Haruskah aku kembali saja? Mengabaikan orang yang aku cari?
"Namaku..."
Bila dia memilih untuk tidak kembali maka sederhananya pasti ia akan lanjut untuk mencarinya. Dalam situasi itu, kebimbangan adalah faktor yang membuat waktu terbuang. Setidaknya, mungkin ia dapat menemukan sebuah petunjuk dibalik ladang yang luasnya tak terbatas itu.
"Ah."
Sebuah pita merah tiba-tiba terbang menuju dirinya. Pita merah itu terbang ke dunia berwana hijau, biru dan putih. Mengikuti instingnya, pemuda itu menjulurkan tangannya kepada pita merah tersebut. Telapak tangannya dengan perlahan mencapai benda yang terlihat seperti hadiah dari surga.

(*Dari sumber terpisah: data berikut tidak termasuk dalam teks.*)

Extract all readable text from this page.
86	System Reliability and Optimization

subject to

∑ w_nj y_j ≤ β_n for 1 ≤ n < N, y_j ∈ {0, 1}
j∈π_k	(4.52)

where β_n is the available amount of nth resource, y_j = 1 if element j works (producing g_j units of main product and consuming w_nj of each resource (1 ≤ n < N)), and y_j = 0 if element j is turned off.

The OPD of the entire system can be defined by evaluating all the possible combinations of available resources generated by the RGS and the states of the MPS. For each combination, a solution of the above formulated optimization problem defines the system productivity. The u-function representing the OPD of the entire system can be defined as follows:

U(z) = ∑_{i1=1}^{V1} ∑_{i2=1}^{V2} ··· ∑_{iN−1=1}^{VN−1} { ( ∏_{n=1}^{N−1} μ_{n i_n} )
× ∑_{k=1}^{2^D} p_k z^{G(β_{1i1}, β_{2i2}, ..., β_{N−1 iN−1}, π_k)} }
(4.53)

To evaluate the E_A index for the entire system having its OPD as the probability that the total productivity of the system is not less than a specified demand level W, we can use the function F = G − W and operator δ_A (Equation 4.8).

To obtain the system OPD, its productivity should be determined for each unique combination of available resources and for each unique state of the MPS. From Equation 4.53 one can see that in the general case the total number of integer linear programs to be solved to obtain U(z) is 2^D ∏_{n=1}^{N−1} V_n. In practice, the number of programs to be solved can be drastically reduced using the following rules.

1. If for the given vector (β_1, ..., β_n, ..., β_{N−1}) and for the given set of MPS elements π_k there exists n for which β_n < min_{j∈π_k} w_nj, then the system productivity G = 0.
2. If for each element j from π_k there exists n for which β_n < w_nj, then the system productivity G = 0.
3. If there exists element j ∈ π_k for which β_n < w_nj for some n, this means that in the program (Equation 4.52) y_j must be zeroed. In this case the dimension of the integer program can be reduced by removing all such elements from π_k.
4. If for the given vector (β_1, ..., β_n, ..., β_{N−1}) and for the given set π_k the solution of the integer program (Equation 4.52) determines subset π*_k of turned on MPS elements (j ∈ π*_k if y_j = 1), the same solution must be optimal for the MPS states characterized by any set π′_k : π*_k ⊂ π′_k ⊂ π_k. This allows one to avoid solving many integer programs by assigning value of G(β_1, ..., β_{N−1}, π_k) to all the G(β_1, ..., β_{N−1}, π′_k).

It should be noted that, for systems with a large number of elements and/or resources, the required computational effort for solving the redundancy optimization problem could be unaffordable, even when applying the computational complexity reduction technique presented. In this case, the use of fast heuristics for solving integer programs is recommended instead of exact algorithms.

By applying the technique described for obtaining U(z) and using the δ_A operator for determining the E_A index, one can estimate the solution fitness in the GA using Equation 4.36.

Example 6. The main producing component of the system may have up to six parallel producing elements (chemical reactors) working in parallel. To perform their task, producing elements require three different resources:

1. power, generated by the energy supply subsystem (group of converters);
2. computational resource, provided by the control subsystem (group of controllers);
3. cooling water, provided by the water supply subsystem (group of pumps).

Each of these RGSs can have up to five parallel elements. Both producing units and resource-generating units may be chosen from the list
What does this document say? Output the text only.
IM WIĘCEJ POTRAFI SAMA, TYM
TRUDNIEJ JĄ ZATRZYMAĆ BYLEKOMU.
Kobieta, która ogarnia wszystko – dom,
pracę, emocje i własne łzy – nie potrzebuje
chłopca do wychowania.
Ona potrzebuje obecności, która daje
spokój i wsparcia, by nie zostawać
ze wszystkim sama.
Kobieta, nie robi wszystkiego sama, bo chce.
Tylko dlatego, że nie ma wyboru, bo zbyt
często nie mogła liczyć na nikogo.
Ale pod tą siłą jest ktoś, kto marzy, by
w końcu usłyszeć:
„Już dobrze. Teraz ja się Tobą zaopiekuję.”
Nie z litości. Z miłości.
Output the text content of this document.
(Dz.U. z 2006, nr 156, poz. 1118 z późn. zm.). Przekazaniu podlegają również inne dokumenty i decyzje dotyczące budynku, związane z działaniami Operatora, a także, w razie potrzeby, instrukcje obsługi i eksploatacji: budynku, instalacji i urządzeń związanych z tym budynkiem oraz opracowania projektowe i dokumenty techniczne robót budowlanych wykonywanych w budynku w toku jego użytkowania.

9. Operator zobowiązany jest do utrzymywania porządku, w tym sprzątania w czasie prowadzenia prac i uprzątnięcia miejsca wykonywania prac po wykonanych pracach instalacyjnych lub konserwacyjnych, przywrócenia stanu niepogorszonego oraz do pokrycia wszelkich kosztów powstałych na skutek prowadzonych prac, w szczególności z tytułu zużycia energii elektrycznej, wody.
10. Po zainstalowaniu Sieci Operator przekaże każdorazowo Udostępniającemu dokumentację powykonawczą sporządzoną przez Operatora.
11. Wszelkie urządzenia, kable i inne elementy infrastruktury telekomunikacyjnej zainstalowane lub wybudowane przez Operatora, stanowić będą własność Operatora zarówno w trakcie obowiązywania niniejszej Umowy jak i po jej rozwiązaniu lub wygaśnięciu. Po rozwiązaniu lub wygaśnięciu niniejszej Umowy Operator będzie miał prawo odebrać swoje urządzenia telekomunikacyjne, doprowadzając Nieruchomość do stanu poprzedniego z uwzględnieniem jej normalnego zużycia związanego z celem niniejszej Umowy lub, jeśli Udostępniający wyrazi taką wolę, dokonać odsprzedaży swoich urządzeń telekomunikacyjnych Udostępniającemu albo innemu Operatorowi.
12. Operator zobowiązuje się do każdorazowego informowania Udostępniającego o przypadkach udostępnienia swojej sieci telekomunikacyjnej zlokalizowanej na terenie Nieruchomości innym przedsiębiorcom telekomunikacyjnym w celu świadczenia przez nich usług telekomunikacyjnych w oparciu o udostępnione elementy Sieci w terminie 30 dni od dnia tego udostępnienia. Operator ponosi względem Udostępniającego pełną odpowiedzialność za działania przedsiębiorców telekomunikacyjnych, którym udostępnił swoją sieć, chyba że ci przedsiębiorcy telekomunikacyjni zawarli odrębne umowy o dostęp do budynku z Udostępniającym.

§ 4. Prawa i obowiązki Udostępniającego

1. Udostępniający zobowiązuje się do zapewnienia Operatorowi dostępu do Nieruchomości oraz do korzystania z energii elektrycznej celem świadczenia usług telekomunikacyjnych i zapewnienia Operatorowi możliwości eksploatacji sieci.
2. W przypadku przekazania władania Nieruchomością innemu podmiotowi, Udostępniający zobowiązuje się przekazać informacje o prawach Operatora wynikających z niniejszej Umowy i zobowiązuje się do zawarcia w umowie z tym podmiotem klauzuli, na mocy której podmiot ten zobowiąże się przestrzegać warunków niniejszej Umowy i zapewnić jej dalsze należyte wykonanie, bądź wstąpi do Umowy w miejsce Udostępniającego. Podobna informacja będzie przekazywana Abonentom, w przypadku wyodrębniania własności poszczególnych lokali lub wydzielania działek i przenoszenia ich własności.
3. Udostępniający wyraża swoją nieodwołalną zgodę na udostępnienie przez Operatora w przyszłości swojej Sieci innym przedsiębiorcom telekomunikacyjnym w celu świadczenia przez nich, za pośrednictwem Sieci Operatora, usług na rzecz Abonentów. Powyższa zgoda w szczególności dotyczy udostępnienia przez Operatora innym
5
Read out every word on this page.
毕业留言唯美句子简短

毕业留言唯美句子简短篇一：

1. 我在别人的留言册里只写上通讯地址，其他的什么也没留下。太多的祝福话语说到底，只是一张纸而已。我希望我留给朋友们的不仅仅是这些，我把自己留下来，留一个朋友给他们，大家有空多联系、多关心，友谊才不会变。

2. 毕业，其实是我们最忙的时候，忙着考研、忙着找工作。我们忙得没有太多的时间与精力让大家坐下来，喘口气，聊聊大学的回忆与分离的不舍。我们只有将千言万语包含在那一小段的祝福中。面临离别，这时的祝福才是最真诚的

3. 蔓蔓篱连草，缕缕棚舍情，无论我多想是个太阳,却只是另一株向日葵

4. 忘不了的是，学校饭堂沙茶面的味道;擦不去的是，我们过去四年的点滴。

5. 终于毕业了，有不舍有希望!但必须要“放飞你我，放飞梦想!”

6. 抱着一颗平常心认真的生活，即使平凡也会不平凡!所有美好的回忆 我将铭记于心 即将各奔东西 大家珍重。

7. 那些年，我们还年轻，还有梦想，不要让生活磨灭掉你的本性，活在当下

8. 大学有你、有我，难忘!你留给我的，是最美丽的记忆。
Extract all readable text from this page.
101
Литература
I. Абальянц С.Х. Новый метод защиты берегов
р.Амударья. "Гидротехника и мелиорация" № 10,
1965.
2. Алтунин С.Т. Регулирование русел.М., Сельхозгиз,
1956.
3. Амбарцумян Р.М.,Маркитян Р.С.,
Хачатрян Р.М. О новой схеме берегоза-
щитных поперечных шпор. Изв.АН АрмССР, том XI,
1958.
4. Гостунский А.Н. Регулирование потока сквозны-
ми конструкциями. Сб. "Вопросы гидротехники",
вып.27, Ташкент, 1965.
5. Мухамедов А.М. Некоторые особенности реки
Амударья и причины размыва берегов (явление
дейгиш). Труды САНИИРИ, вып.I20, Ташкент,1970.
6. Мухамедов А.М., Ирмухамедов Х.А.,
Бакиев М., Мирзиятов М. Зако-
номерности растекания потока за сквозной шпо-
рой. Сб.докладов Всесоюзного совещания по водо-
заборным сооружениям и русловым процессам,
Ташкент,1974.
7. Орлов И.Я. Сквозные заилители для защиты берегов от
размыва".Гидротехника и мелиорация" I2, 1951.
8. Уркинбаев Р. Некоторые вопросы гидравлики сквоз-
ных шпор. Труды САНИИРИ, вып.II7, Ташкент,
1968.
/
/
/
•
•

Pemuda itu melihat ke arah angin berhembus. Ia dapat melihat bayangan hitam. Terlihat beberapa orang mengelilingi sebuah seperda motor. Salah satu dari mereka menuju ke arah pemuda itu. Dan saat sudah cukup dekat ia mulai menyadari itu adalah perempuan. Terlebih lagi, ia memiliki kecantikan yang sangat menawan. Rambut keemasannya tertiup angin, melayang di antara kelopak bunga, dia berhenti di depan mepuda itu dan melihat pemuda itu dengan tatapan yang tajam.
"Hum.."
Mata birunya menunjukkan sebuah pesona misterius dan membuat pemuda itu merasa aneh.
"Senang bertemu denganmu. Saya menuju kemanapun yang diinginkan klien saya. Saya adalah Boneka Kenangan Otomatis, Violet Evergarden." bagaikan sebuah boneka, ia membungkuk dengan anggun. Seperti halnya penampilan yang ia miliki, ia mengeluarkan suara dari bibir merahnya yang menawan, namun apa yang dia katakan sangat tidak sesuai dengan tempat dimana ia berada sekarang.